Leadership Exodus and Strategic Realignment
Amidst these organizational shifts, Ola has experienced a wave of high-profile exits, raising concerns about stability and vision at the top. Most notable was the departure of Hemant Bakshi, former Unilever executive, who served as Ola’s CEO for only a few months before stepping down in April. Bakshi’s exit is just one of many recent changes in Ola’s leadership ranks as Founder Bhavish Aggarwal intensifies his focus on Ola Electric and the AI-powered Krutrim initiative.
The leadership exits coincide with Ola’s reorganization, suggesting that the internal restructuring may have contributed to uncertainties among executives. Industry experts suggest that these leadership shifts, combined with declining valuations, may reflect struggles in balancing Ola’s diversification goals with its existing ride-hailing commitments. Bhavish Aggarwal, now splitting his focus across multiple ventures, may need to bring in new leadership to ensure Ola’s consumer-facing ambitions do not lose momentum.
Credits: Tech in Asia
Challenges in the Quick Commerce Space
Ola Consumer’s entry into the quick commerce market represents a bold new frontier, but it won’t be easy. Ola plans to roll out an automated warehousing solution that claims to cut costs by 90% compared to existing dark store operators. However, the quick commerce sector is fiercely competitive, with well-established players like Blinkit, Swiggy Instamart, Zepto, BigBasket Now, and the recent addition of Flipkart Minutes.

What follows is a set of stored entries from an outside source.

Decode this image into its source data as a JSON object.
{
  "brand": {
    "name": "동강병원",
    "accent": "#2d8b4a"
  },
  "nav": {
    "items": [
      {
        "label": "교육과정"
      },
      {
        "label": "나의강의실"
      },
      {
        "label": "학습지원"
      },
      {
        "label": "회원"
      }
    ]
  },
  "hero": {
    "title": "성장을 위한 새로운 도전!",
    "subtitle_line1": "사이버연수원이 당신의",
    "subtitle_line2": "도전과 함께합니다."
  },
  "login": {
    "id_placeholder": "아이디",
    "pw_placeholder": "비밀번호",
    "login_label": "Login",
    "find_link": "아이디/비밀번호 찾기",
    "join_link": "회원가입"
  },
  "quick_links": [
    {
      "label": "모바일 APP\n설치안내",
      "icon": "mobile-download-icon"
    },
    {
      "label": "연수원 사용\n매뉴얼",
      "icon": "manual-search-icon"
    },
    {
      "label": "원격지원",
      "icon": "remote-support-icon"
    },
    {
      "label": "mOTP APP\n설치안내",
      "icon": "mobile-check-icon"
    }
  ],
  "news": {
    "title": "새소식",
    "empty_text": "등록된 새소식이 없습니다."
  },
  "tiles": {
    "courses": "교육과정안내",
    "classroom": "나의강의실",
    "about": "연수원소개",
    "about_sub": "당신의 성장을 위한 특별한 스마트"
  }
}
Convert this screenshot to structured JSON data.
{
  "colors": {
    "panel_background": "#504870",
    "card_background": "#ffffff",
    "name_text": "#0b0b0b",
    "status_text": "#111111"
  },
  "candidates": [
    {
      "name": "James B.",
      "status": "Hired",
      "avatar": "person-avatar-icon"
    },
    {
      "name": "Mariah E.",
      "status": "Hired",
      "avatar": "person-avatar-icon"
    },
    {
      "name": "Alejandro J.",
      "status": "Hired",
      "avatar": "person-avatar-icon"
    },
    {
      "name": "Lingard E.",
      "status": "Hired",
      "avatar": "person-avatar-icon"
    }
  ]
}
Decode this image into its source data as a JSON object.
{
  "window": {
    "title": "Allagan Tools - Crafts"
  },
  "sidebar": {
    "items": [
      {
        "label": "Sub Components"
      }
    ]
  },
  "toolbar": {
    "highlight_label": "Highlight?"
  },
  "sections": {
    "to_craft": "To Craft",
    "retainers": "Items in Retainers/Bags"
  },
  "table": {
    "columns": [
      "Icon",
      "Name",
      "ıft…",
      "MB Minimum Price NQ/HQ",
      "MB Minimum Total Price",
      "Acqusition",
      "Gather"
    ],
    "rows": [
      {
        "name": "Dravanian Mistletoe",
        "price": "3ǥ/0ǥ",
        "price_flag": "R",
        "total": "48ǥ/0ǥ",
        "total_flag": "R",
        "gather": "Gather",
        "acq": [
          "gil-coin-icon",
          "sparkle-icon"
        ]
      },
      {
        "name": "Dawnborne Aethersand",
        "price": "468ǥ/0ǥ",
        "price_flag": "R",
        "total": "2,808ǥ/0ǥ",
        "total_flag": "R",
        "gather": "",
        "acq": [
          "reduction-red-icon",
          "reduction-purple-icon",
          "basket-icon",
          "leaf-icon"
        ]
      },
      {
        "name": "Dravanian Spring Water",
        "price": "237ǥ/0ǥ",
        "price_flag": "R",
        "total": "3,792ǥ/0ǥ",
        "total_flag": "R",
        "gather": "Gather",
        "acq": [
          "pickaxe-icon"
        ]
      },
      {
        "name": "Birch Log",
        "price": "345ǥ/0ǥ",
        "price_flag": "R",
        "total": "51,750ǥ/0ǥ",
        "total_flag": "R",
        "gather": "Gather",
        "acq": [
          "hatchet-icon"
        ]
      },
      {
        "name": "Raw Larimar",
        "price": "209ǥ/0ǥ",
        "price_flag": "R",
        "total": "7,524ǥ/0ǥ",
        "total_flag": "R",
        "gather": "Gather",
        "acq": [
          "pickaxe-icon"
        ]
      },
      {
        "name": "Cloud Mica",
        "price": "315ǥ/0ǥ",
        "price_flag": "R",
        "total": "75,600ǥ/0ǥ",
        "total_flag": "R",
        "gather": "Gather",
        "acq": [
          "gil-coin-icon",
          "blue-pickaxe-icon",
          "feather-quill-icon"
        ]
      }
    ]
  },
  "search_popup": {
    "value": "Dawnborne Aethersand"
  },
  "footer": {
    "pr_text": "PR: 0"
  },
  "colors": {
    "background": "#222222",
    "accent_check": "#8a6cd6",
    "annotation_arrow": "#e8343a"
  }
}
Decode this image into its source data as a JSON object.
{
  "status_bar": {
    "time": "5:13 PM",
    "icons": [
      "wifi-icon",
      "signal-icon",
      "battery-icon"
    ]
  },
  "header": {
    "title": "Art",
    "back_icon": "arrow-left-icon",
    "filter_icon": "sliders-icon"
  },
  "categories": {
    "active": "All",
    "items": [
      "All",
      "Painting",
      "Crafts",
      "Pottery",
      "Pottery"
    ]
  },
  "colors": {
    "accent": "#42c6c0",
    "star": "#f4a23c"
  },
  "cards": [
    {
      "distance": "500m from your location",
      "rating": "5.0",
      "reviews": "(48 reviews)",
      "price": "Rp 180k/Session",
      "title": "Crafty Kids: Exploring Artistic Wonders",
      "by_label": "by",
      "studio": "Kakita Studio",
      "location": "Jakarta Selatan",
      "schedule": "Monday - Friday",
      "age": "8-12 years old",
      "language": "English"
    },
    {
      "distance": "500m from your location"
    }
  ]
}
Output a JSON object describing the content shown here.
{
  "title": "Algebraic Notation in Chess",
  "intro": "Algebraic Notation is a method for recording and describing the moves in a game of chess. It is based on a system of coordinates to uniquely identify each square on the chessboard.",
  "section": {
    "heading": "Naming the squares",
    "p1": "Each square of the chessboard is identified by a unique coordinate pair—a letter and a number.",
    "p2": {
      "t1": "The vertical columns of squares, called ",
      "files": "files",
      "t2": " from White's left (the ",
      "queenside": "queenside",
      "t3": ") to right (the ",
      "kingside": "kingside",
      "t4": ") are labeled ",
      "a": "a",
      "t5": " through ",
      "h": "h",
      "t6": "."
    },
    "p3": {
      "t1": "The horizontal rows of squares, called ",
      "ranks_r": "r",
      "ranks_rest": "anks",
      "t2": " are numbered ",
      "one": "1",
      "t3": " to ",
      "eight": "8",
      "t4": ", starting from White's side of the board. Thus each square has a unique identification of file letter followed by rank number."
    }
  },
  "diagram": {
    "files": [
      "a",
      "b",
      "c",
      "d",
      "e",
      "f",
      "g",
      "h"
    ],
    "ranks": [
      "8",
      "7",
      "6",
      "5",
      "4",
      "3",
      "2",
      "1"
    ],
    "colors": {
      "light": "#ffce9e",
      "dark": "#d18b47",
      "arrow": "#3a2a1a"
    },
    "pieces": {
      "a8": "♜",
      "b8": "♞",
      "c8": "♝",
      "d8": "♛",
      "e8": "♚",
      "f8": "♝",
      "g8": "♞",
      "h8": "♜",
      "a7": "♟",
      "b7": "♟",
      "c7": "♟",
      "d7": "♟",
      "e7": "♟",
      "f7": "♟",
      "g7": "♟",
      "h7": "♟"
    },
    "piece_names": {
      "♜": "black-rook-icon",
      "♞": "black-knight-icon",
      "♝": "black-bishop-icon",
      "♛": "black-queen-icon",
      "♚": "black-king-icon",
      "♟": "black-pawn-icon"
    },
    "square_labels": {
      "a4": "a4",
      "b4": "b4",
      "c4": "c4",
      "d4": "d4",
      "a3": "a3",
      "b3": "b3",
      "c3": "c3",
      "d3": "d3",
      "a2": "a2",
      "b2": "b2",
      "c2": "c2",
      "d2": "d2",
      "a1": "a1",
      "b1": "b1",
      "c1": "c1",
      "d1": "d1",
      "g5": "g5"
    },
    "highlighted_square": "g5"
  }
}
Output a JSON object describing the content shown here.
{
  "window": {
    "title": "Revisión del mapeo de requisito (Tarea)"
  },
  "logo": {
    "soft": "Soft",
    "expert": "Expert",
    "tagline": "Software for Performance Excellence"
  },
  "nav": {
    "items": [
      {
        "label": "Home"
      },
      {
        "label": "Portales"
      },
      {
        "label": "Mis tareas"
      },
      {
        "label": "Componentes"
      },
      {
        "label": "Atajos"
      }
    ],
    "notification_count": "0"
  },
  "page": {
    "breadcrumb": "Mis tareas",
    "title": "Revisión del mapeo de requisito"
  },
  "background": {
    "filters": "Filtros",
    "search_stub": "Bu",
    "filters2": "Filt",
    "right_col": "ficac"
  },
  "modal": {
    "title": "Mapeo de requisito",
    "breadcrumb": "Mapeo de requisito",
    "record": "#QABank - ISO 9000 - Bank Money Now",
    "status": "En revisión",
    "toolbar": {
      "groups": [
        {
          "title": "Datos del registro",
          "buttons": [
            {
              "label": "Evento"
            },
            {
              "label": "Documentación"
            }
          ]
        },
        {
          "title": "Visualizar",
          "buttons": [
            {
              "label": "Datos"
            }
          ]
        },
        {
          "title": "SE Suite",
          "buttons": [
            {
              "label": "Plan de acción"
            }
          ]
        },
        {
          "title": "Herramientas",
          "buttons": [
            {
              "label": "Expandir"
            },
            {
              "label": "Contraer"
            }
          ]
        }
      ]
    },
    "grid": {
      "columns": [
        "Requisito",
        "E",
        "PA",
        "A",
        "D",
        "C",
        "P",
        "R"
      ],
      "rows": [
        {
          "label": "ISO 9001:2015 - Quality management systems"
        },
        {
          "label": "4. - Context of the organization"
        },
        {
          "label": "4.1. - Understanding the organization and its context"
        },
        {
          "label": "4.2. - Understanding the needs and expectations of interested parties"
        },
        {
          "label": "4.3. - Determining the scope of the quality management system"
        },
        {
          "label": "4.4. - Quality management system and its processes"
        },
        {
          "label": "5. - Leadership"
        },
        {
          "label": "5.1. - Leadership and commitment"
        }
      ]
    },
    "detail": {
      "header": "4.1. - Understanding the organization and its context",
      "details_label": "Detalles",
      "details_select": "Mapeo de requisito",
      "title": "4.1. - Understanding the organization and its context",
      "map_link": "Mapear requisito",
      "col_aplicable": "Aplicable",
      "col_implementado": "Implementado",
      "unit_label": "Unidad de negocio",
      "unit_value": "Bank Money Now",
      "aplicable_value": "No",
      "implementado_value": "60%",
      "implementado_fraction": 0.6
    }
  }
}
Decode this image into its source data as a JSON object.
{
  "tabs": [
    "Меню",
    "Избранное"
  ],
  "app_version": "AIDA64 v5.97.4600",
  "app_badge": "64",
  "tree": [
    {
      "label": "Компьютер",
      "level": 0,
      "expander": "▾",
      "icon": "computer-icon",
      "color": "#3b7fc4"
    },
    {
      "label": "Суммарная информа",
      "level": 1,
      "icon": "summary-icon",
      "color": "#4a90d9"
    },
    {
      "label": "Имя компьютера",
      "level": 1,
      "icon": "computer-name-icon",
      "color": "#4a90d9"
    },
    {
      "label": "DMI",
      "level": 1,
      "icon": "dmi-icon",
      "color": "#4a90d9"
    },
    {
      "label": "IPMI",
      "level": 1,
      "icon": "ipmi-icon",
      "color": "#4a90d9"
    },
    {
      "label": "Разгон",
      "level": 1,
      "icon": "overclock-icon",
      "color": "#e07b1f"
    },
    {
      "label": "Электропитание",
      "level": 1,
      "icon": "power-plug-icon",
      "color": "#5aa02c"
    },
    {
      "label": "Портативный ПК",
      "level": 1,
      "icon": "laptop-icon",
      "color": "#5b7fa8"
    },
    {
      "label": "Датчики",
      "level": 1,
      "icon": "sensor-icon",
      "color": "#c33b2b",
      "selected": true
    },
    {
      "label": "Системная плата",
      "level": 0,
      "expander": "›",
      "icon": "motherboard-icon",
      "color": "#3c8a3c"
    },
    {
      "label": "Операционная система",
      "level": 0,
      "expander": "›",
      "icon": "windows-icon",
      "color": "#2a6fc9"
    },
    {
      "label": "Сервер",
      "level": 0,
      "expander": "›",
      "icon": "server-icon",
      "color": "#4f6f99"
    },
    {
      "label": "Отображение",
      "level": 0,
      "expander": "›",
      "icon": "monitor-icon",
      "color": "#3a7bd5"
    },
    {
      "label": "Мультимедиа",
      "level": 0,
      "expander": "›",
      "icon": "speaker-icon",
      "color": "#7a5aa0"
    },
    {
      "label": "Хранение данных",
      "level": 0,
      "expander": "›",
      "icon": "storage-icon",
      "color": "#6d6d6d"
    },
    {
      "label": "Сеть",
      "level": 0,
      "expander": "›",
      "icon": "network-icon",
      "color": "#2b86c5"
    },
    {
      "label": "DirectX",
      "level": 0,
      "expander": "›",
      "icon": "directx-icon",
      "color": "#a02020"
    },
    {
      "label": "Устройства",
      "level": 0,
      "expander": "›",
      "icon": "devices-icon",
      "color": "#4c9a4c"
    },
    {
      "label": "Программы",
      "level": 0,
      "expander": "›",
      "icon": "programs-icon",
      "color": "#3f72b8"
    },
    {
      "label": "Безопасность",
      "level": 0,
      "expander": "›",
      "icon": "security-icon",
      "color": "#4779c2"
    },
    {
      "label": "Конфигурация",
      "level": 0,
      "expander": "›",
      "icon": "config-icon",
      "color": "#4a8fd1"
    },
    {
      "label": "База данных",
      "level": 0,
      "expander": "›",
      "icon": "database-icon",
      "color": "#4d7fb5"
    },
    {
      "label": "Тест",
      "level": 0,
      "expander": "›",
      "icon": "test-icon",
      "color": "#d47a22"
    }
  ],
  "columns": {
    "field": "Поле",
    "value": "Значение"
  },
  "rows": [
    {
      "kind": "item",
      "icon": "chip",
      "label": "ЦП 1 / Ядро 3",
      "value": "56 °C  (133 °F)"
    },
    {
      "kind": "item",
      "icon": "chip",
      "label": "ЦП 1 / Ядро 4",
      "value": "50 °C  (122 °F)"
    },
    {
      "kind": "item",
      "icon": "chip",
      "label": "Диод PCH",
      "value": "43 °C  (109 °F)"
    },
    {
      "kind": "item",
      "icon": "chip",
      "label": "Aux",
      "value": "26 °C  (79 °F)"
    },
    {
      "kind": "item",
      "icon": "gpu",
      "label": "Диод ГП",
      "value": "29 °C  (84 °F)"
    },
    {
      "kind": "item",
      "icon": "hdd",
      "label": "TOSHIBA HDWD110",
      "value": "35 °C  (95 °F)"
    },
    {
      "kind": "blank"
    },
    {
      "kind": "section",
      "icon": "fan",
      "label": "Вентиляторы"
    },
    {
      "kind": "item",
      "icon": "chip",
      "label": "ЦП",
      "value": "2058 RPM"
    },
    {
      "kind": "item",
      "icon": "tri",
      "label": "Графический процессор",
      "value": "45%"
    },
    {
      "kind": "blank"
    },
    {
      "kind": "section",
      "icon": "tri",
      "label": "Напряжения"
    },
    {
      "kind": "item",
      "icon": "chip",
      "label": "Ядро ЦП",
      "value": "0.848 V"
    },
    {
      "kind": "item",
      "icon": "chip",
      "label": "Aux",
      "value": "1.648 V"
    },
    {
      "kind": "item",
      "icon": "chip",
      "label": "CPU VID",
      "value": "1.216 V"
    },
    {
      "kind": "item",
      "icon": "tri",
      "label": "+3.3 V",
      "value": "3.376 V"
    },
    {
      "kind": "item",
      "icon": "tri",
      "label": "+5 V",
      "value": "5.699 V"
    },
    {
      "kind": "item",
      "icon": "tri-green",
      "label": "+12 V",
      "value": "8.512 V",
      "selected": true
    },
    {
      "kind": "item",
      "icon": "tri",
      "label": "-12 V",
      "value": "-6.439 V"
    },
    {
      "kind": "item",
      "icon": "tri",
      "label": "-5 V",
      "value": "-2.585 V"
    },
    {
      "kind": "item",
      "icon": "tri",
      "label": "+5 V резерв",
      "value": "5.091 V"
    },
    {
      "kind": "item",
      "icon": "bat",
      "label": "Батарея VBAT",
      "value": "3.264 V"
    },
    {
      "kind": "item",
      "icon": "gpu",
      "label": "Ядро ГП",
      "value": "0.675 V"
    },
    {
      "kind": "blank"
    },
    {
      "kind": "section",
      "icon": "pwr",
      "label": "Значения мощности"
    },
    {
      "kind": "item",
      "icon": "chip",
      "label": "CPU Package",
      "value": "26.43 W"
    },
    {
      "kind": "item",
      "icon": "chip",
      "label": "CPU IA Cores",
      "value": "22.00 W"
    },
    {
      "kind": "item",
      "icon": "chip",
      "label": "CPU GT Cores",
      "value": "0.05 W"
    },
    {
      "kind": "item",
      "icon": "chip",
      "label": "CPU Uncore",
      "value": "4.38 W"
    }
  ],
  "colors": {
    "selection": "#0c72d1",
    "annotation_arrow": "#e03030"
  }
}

Each competitor is aggressively expanding to capture customer loyalty, offering lightning-fast delivery and a broad product range to meet consumer demand. Ola’s success in this sector will depend on the effectiveness of its automated warehousing technology, but market insiders question whether cost savings alone will be enough to lure customers away from these established players.